Boş kahve fincanını elimde çevirip duruyordum. Sormak istediğim bir soru daha vardı ama vereceği cevabı pek duymak istemiyordum. Yine de sordum. ''Hayatında benden önce başkası oldu mu? Muhtemelen olmuştur o yüzden çok sevdin mi diye sorayım?''
Parmakları uzandı ve elimi kavradı. ''Sana karşı hissettiklerimi hissettiğim biri olmadı. O gün restoranda başına aşağı o içecekler dökülmüş halde seni gördüğümde nefesim kesildi.

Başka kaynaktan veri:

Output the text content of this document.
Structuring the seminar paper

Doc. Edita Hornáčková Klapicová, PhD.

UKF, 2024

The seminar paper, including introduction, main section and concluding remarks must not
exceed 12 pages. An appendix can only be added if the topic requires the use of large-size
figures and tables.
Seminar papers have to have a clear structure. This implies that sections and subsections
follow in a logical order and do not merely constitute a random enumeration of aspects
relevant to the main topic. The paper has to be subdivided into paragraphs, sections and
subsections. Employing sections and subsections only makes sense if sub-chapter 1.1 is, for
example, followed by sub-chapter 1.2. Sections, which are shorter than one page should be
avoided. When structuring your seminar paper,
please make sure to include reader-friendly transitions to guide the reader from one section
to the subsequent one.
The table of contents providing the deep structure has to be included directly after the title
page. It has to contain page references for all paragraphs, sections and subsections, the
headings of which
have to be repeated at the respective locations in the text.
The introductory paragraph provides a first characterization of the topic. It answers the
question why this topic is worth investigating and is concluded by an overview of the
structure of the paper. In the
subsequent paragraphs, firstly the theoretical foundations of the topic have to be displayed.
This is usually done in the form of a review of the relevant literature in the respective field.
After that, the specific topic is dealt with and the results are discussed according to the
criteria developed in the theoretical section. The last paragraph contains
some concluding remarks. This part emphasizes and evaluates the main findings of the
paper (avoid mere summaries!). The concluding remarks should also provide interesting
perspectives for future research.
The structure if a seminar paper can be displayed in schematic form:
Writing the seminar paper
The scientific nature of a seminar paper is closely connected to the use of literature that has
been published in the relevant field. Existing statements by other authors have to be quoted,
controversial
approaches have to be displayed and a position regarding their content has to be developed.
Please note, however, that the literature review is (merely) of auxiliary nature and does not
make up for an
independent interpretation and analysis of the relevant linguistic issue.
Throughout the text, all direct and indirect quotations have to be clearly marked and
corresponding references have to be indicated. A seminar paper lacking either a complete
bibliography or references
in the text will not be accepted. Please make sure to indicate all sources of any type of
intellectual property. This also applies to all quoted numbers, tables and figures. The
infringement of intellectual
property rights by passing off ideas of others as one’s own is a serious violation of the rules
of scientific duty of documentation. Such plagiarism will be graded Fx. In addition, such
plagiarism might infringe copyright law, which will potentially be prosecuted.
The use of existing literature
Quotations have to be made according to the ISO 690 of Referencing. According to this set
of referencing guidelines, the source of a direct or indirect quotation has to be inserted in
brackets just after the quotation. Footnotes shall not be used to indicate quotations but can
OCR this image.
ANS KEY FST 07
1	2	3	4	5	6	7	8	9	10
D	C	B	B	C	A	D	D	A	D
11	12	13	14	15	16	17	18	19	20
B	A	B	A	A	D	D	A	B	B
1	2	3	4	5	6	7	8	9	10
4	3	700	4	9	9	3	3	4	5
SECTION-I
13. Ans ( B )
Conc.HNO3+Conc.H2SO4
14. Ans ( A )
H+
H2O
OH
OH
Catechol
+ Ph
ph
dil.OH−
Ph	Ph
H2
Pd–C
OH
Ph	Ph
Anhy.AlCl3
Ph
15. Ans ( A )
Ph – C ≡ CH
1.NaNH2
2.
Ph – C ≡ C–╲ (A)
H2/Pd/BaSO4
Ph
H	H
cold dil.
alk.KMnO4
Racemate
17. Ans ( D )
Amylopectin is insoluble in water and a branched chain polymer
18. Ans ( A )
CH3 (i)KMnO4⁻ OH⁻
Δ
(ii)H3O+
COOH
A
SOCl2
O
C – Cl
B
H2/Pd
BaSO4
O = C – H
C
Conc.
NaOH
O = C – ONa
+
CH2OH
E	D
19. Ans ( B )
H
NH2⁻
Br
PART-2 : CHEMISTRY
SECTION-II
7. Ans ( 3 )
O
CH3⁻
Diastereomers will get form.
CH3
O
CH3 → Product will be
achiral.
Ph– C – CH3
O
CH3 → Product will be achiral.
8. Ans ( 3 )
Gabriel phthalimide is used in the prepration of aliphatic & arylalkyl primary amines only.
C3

O kadar güzeldin ki düşündüğüm tek şey benim olmandı.''
''Fazla sahiplenici bir cümle oldu.'' dedim ama söyledikleri kalbimde sıcak rüzgarlar estirmeye başlamıştı.
''Ne hissettiysem onu söylüyorum.'' Ortamızda duran masayı kenara itti ve sandalyesini çekti. Bacaklarımız iç içe geçecek şekilde karşıma oturdu. ''Kalbime bir kez girdin Alev. Sana gitmen için bir şans verdim ama sen kalmayı seçtin o yüzden bu saatten sonra gitmek istesen de bırakmam, gidemezsin.''
''Gitmeyi düşünmüyordum.'' diyebildim zorlukla. O kadar yakınımdaydı ki nefes almakta bile zorlanıyordum. Kalbimdeki sıcak rüzgarlar yerini alevlere bırakmıştı.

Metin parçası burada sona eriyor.